Pour combien de temps ? Une méga usine STELLANTIS ouvre en Turquie. Selon les syndicalistes de STELLANTIS, la direction du groupe prépare pour parachever cet acte 2, la délocalisation de cette production mais également d’autres productions réalisées par des équipementiers automobiles divers. Changement de stratégie (ré internalisation pour mieux délocaliser) mais pas d’objectif : augmenter les marges. C’est un cataclysme industriel qui est en route !

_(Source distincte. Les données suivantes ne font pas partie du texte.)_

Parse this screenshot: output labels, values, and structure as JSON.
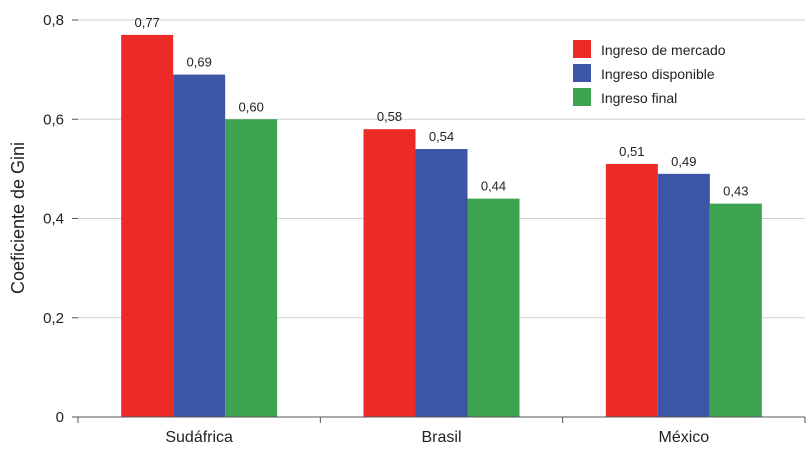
{
  "chart_data": {
    "type": "bar",
    "title": "",
    "xlabel": "",
    "ylabel": "Coeficiente de Gini",
    "ylim": [
      0,
      0.8
    ],
    "yticks": [
      {
        "value": 0,
        "label": "0"
      },
      {
        "value": 0.2,
        "label": "0,2"
      },
      {
        "value": 0.4,
        "label": "0,4"
      },
      {
        "value": 0.6,
        "label": "0,6"
      },
      {
        "value": 0.8,
        "label": "0,8"
      }
    ],
    "grid": true,
    "legend_position": "top-right",
    "categories": [
      "Sudáfrica",
      "Brasil",
      "México"
    ],
    "series": [
      {
        "name": "Ingreso de mercado",
        "color": "#ee2a29",
        "values": [
          0.77,
          0.58,
          0.51
        ],
        "labels": [
          "0,77",
          "0,58",
          "0,51"
        ]
      },
      {
        "name": "Ingreso disponible",
        "color": "#3d55a7",
        "values": [
          0.69,
          0.54,
          0.49
        ],
        "labels": [
          "0,69",
          "0,54",
          "0,49"
        ]
      },
      {
        "name": "Ingreso final",
        "color": "#3da350",
        "values": [
          0.6,
          0.44,
          0.43
        ],
        "labels": [
          "0,60",
          "0,44",
          "0,43"
        ]
      }
    ]
  }
}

Une lutte porteuse d’enjeux multiples
La résistance des salariés de MA France illustre les multiples facettes des contradictions sociales ; sociétales et politiques de la période. Elle met en lumière des objectifs politiques pour notre Parti. Le débat organisé sur le site de l’usine occupée le 9 octobre auquel ont notamment participé Sophie Binet, Fabien Gay et Didier Mignot en ont été l’écho :
- Tout d’abord l’humanité des hommes, des femmes qui est niée par le Capital mais qui s’impose dans la résistance. Six mois de lutte, de résistance montre que la défense de la dignité est tout à la fois une fin et un moyen de mettre en cause les logiques dominantes à l’œuvre.
- La finalité de la production industrielle ne peut être la réalisation par les investisseurs de marges toujours plus importantes pour rémunérer le capital. La finalité doit être essentiellement de produire des biens utiles pour répondre aux besoins des populations.
- L’État doit avoir une stratégie industrielle démocratiquement débattue et arrêtée qui seule peut fonder l’octroi d’aides. On peut estimer que les différents dispositifs gouvernementaux d’aides aux entreprises drainent 170 à 184 milliards d’euros… qui servent pour l’essentiel à financer des stratégies décidées par les seules entreprises visant toujours l’unique rentabilité financière. Ces aides ne servent aucune stratégie industrielle mais des stratégies financières. Il en va de même de l’actionnariat de l’État dans des entreprises (l’État est actionnaire des 2 principaux constructeurs automobile français, Stellantis et Renault) : il doit être au service d’une stratégie industrielle utile du point de vue social et environnemental.
- La loi doit mieux protéger les salariés. Nos sénateurs ont déposé un proposition de loi visant à rendre responsables les donneurs d’ordre des conséquences des choix délétères sur leur sous-traitant qu’ils opèrent. Ce projet a été conçu par les travailleurs et leurs représentants de GM&S en lutte. https://senateurscrce.fr/activite-des-senateurs/nos-propositions-de-loi-et-de-resolution/article/proposition-de-loi-sur-la-responsabilite-des-donneurs-d-ordres
Des vœux de soutien aux salariés de MA France vont être déposés au conseil de territoire et conseil municipal d’Aulnay à l’initiative d’élus communistes.
N'est-il pas urgent de décliner concrètement ses objectifs politiques en initiant avec les salariés et citoyens usagers/consommateurs des démarches de rassemblement inédites.
Le 17 octobre les salariés toujours en lutte de MA France seront avec les travailleurs de la filière automobile dès 9 heures porte de Versailles à l’ouverture du Salon de l’automobile… Des communistes d’Aulnay, aussi!